O estudo revelou o quanto o atributo da confiança alicerça essas relações,
gerando um sentimento de segurança e estabilidade tanto no produtor, quanto no
comprador, tem contribuído para agregar mais e mais qualidade específica aos
produtos trocados, ao contrário do que a teoria econômica tradicional indica. Entre
outros motivos, porque reduz fortemente a assimetria dos mercados. Ao lado das
vantagens mais comuns das redes, tais como reduzir assimetria de informação e
compartilhar recursos, observamos que no caso de experiências baseadas em
princípios de sustentabilidade ambiental, poder compartilhar riscos adquiriu uma
centralidade estratégica. Podendo, inclusive, gerar relações improdutivas, que não são
percebidas (GULATI et al, 2000).
Além disso, a análise comparada das duas experiências demonstrou o potencial
explicativo da Sociologia Econômica na compreensão das manifestações
contemporâneas de ação coletiva surgidas no bojo da convenção da sustentabilidade.
- Principais referências bibliográficas (máximo 5)
GRANOVETTER, M. Economic Action and Social Structure: The Problem of
Embeddedness The American Journal of Sociology, Vol. 91, No. 3.Nov.1985, pp. 481510.
GULATI, R. et al. Strategic Networks Strategic Management Journal, Vol. 21, No. 3,
Special Issue: Strategic Networks, Mar. 2000, pp. 203-215.
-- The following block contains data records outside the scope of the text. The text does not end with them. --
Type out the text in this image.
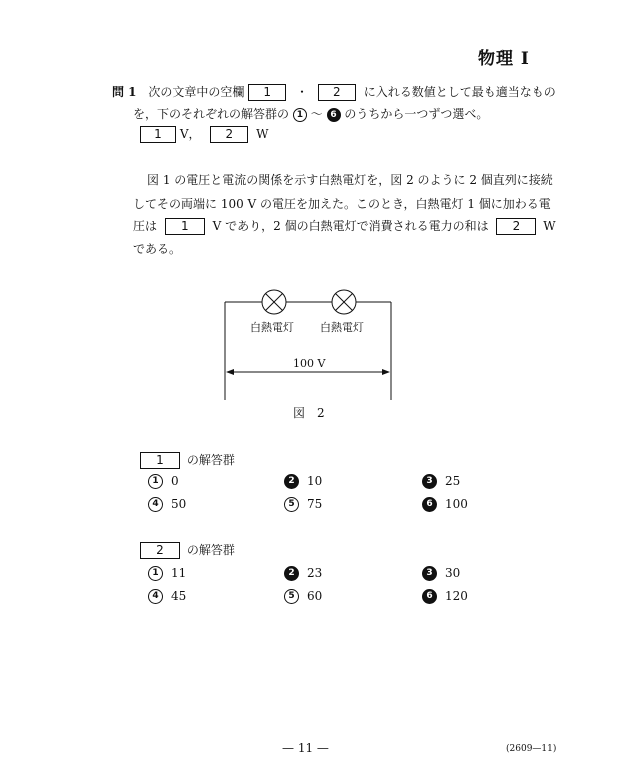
物理 I
問 1 次の文章中の空欄 1 ・ 2 に入れる数値として最も適当なもの
を，下のそれぞれの解答群の 1 ～ 6 のうちから一つずつ選べ。
1 V， 2 W
図 1 の電圧と電流の関係を示す白熱電灯を，図 2 のように 2 個直列に接続
してその両端に 100 V の電圧を加えた。このとき，白熱電灯 1 個に加わる電
圧は 1 V であり，2 個の白熱電灯で消費される電力の和は 2 W
である。
白熱電灯 白熱電灯
100 V
図　2
1 の解答群
1 0	2 10	3 25
4 50	5 75	6 100
2 の解答群
1 11	2 23	3 30
4 45	5 60	6 120
— 11 —	(2609—11)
OSTROM, Elinor. Governing the commons: the evolution of institutions for collective
action. Cambridge: Cambridge University Press, 1997. 280 p. (1. ed. 1990).
POLANYI. K. A grande transformação. Ed.Campus. RJ. Edição n. 6. 2000
SWEDBERG, R. The toolkit of economic Sociology. Ithaca; NY: Cornell University,
Aug. 2004. (CSES Working Paper Series, Paper n.22).